Грин повесил трубку, скрывая свое замешательство.

– Они оба там работают, – сказал он, ощущая сухость во рту. – Родни и Тино. Живой и мертвый. Коллеги.

– Боже милостивый, – заохал Бенсон. – Господин Грин, как вы догадались про Центральную кассу?

– Там работает подруга Родни. Сегодня ночью они ее упоминали.

– Неплохо, – сказал Джимми. – Неплохо.

Широко улыбаясь, он посмотрел на Грина, а затем повернулся к Бенсону:

– А как фамилии двух других ублюдков?

– Я знаю только их имена, – ответил Бенсон.

– Вышибалы?

Бенсон пожал плечами:

– Скорее всего. Господа с большими бицепсами. Каждый день ходят в тренажерный зал.

– Ты думаешь, все четверо работают в «Эльдорадо»? – спросил Грин у Джимми.

Джимми кивнул, поднялся и стал беспокойно расхаживать по комнате.

– Эти деньги, как пить дать, из казино.

– Невозможно. – Щеки Бенсона затряслись, когда он отрицательно качал головой. – Никому еще не удавалось ограбить казино.

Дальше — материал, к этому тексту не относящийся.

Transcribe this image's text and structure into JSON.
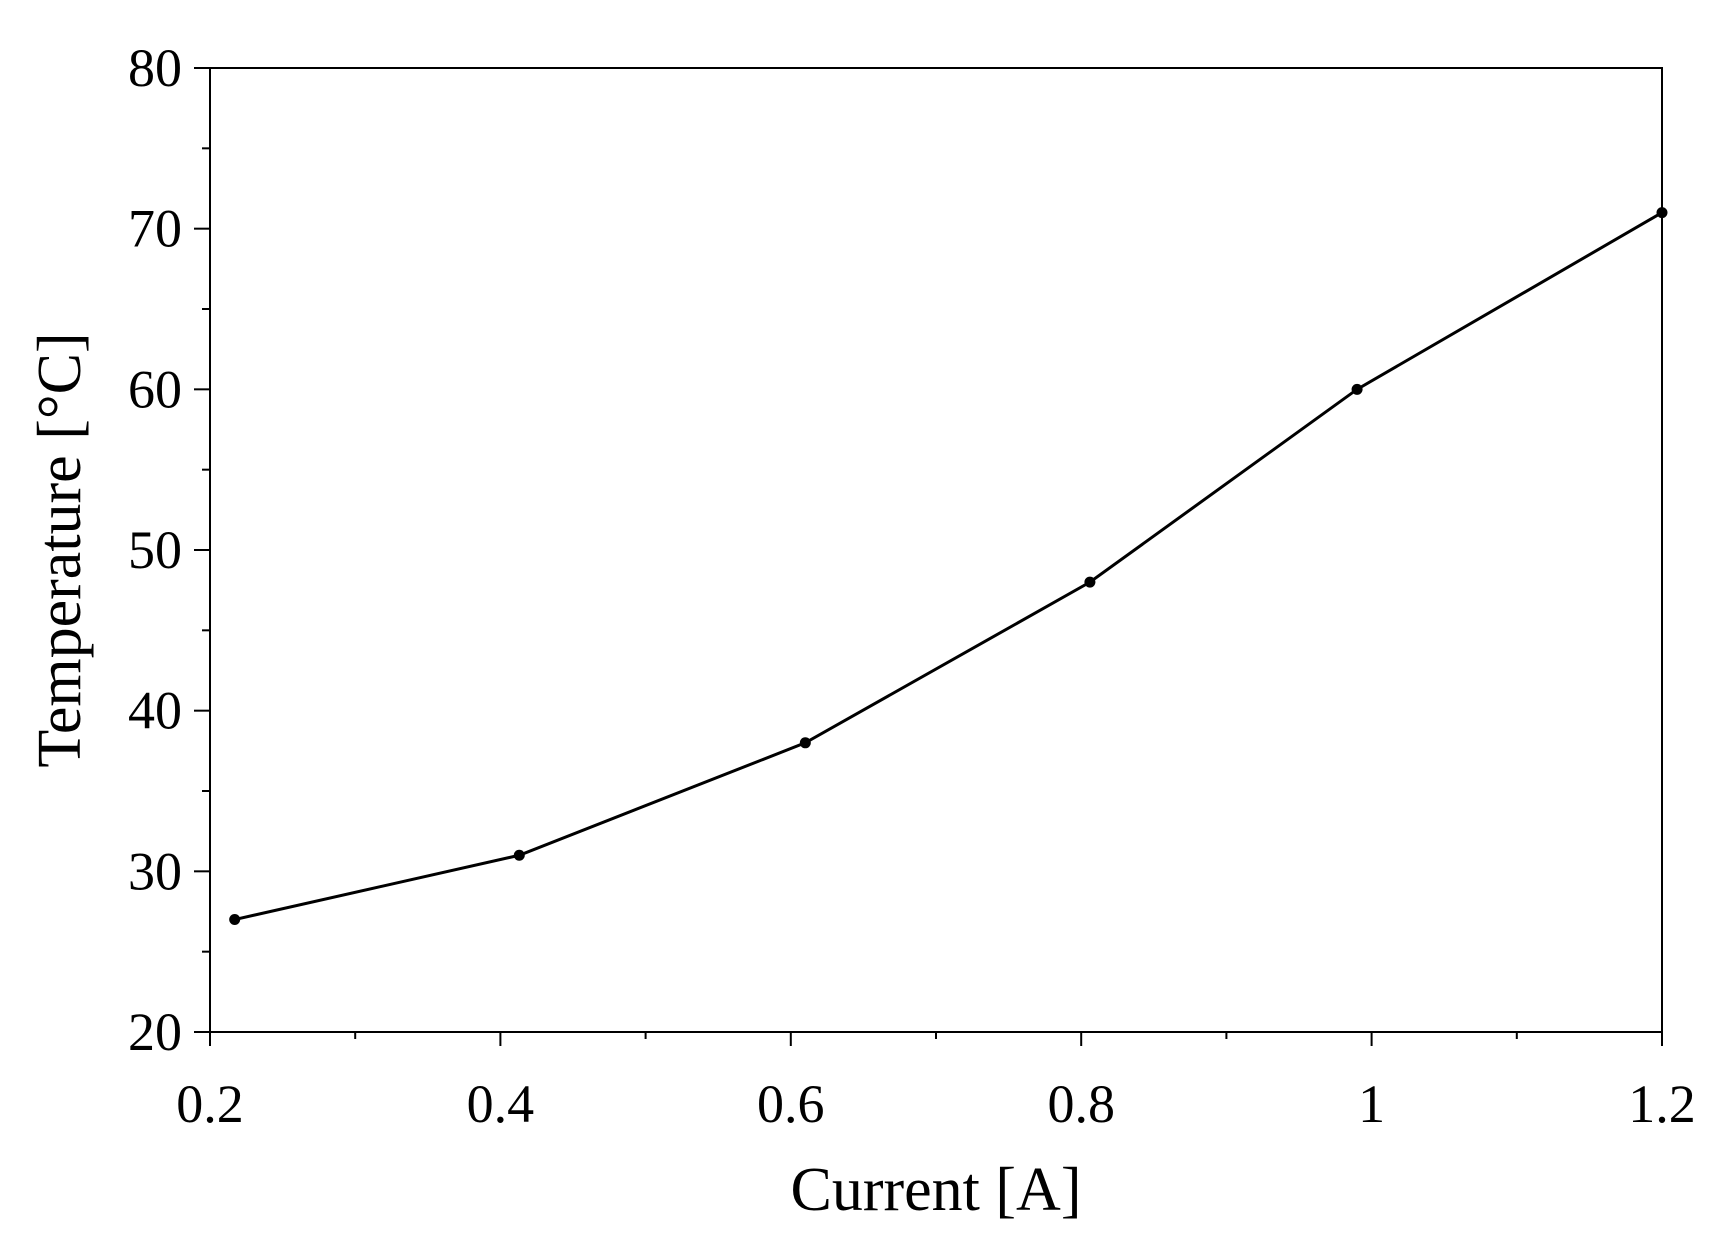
{
  "chart_data": {
    "type": "line",
    "xlabel": "Current [A]",
    "ylabel": "Temperature [°C]",
    "xlim": [
      0.2,
      1.2
    ],
    "ylim": [
      20,
      80
    ],
    "x_ticks": [
      0.2,
      0.4,
      0.6,
      0.8,
      1.0,
      1.2
    ],
    "x_tick_labels": [
      "0.2",
      "0.4",
      "0.6",
      "0.8",
      "1",
      "1.2"
    ],
    "x_minor_step": 0.1,
    "y_ticks": [
      20,
      30,
      40,
      50,
      60,
      70,
      80
    ],
    "y_tick_labels": [
      "20",
      "30",
      "40",
      "50",
      "60",
      "70",
      "80"
    ],
    "y_minor_step": 5,
    "grid": false,
    "series": [
      {
        "x": [
          0.217,
          0.413,
          0.61,
          0.806,
          0.99,
          1.2
        ],
        "y": [
          27,
          31,
          38,
          48,
          60,
          71
        ],
        "color": "#000000",
        "marker": "circle"
      }
    ]
  }
}
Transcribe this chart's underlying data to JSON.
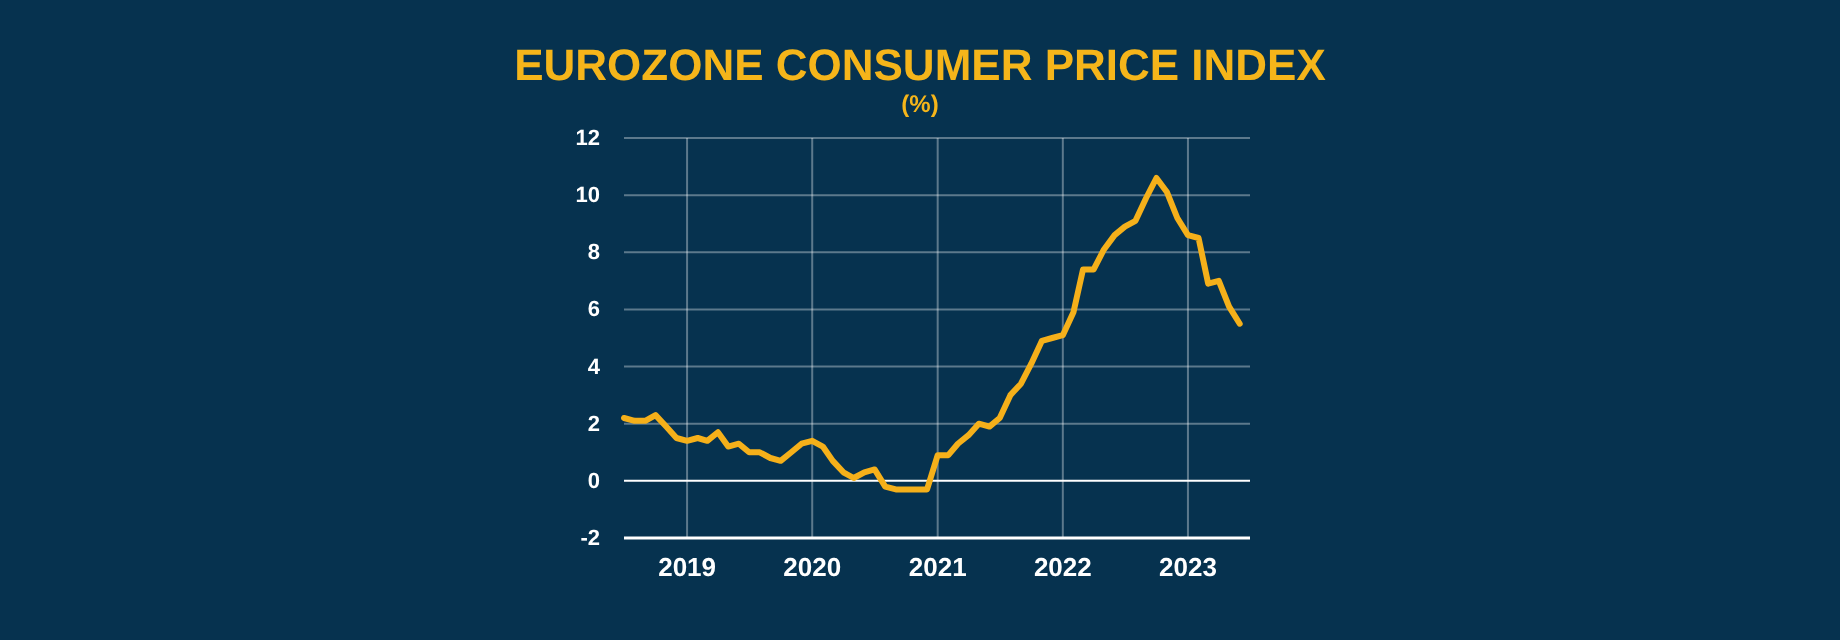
{
  "chart_data": {
    "type": "line",
    "title": "EUROZONE CONSUMER PRICE INDEX",
    "subtitle": "(%)",
    "x": [
      "2018-07",
      "2018-08",
      "2018-09",
      "2018-10",
      "2018-11",
      "2018-12",
      "2019-01",
      "2019-02",
      "2019-03",
      "2019-04",
      "2019-05",
      "2019-06",
      "2019-07",
      "2019-08",
      "2019-09",
      "2019-10",
      "2019-11",
      "2019-12",
      "2020-01",
      "2020-02",
      "2020-03",
      "2020-04",
      "2020-05",
      "2020-06",
      "2020-07",
      "2020-08",
      "2020-09",
      "2020-10",
      "2020-11",
      "2020-12",
      "2021-01",
      "2021-02",
      "2021-03",
      "2021-04",
      "2021-05",
      "2021-06",
      "2021-07",
      "2021-08",
      "2021-09",
      "2021-10",
      "2021-11",
      "2021-12",
      "2022-01",
      "2022-02",
      "2022-03",
      "2022-04",
      "2022-05",
      "2022-06",
      "2022-07",
      "2022-08",
      "2022-09",
      "2022-10",
      "2022-11",
      "2022-12",
      "2023-01",
      "2023-02",
      "2023-03",
      "2023-04",
      "2023-05",
      "2023-06"
    ],
    "series": [
      {
        "color": "#f5b01a",
        "values": [
          2.2,
          2.1,
          2.1,
          2.3,
          1.9,
          1.5,
          1.4,
          1.5,
          1.4,
          1.7,
          1.2,
          1.3,
          1.0,
          1.0,
          0.8,
          0.7,
          1.0,
          1.3,
          1.4,
          1.2,
          0.7,
          0.3,
          0.1,
          0.3,
          0.4,
          -0.2,
          -0.3,
          -0.3,
          -0.3,
          -0.3,
          0.9,
          0.9,
          1.3,
          1.6,
          2.0,
          1.9,
          2.2,
          3.0,
          3.4,
          4.1,
          4.9,
          5.0,
          5.1,
          5.9,
          7.4,
          7.4,
          8.1,
          8.6,
          8.9,
          9.1,
          9.9,
          10.6,
          10.1,
          9.2,
          8.6,
          8.5,
          6.9,
          7.0,
          6.1,
          5.5
        ]
      }
    ],
    "xlim": [
      "2018-07",
      "2023-07"
    ],
    "xticks": [
      {
        "value": "2019-01",
        "label": "2019"
      },
      {
        "value": "2020-01",
        "label": "2020"
      },
      {
        "value": "2021-01",
        "label": "2021"
      },
      {
        "value": "2022-01",
        "label": "2022"
      },
      {
        "value": "2023-01",
        "label": "2023"
      }
    ],
    "ylim": [
      -2,
      12
    ],
    "yticks": [
      -2,
      0,
      2,
      4,
      6,
      8,
      10,
      12
    ],
    "grid": true,
    "marker": "none",
    "line_style": "solid"
  }
}
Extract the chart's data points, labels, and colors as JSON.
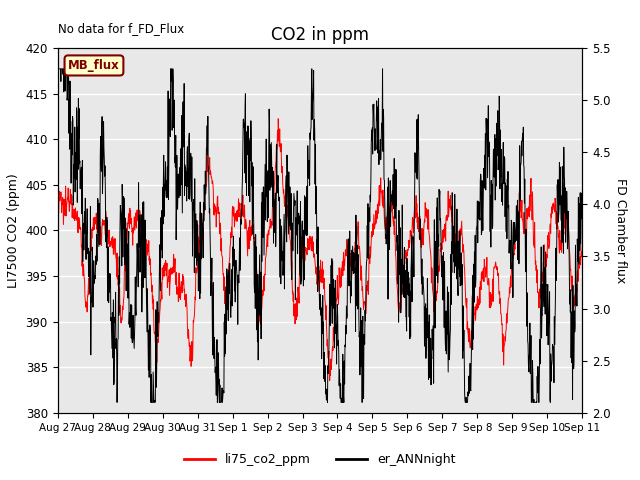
{
  "title": "CO2 in ppm",
  "topleft_text": "No data for f_FD_Flux",
  "ylabel_left": "LI7500 CO2 (ppm)",
  "ylabel_right": "FD Chamber flux",
  "ylim_left": [
    380,
    420
  ],
  "ylim_right": [
    2.0,
    5.5
  ],
  "xtick_labels": [
    "Aug 27",
    "Aug 28",
    "Aug 29",
    "Aug 30",
    "Aug 31",
    "Sep 1",
    "Sep 2",
    "Sep 3",
    "Sep 4",
    "Sep 5",
    "Sep 6",
    "Sep 7",
    "Sep 8",
    "Sep 9",
    "Sep 10",
    "Sep 11"
  ],
  "legend_box_label": "MB_flux",
  "legend_box_facecolor": "#ffffcc",
  "legend_box_edgecolor": "#800000",
  "legend_entries": [
    "li75_co2_ppm",
    "er_ANNnight"
  ],
  "line_colors": [
    "red",
    "black"
  ],
  "bg_color": "#e8e8e8",
  "grid_color": "white",
  "title_fontsize": 12,
  "label_fontsize": 9,
  "yticks_left": [
    380,
    385,
    390,
    395,
    400,
    405,
    410,
    415,
    420
  ],
  "yticks_right": [
    2.0,
    2.5,
    3.0,
    3.5,
    4.0,
    4.5,
    5.0,
    5.5
  ]
}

– Иногда такое случается! – воскликнул Джимми, оживленно жестикулируя. – Раз в десять лет появляется гениальный сумасшедший, способный унести деньги под наблюдением сотен видеокамер и охранников! Тино, Родни и его подружка ловко это провернули! И подключили к этому Мускула и Стива, которые служат там охранниками! Вот так!

Грин зачарованно посмотрел на Джимми – матерый волк, из-за постоянного пьянства больше не получавший сценариев, он наивно принял на веру то, что мир полон загадок, которые можно разрешить, и людей, мотивы которых легко объяснить. Восемь лет назад Паула собиралась обсудить с ним написанный ею сценарий. Сюжет разворачивался в Лас-Вегасе. Речь шла об ограблении казино. Конечно. Женщина, с которой он только что разговаривал по телефону, была Паулой. Она работала в «Эльдорадо» и вместе с Тино, Родни и двумя тяжеловесами ограбила Центральную кассу.

– Нужно узнать фамилии Стива и Мускула, – сказал Джимми. – Если они тоже работают в «Эльдорадо», то не останется никаких сомнений: деньги украдены из казино.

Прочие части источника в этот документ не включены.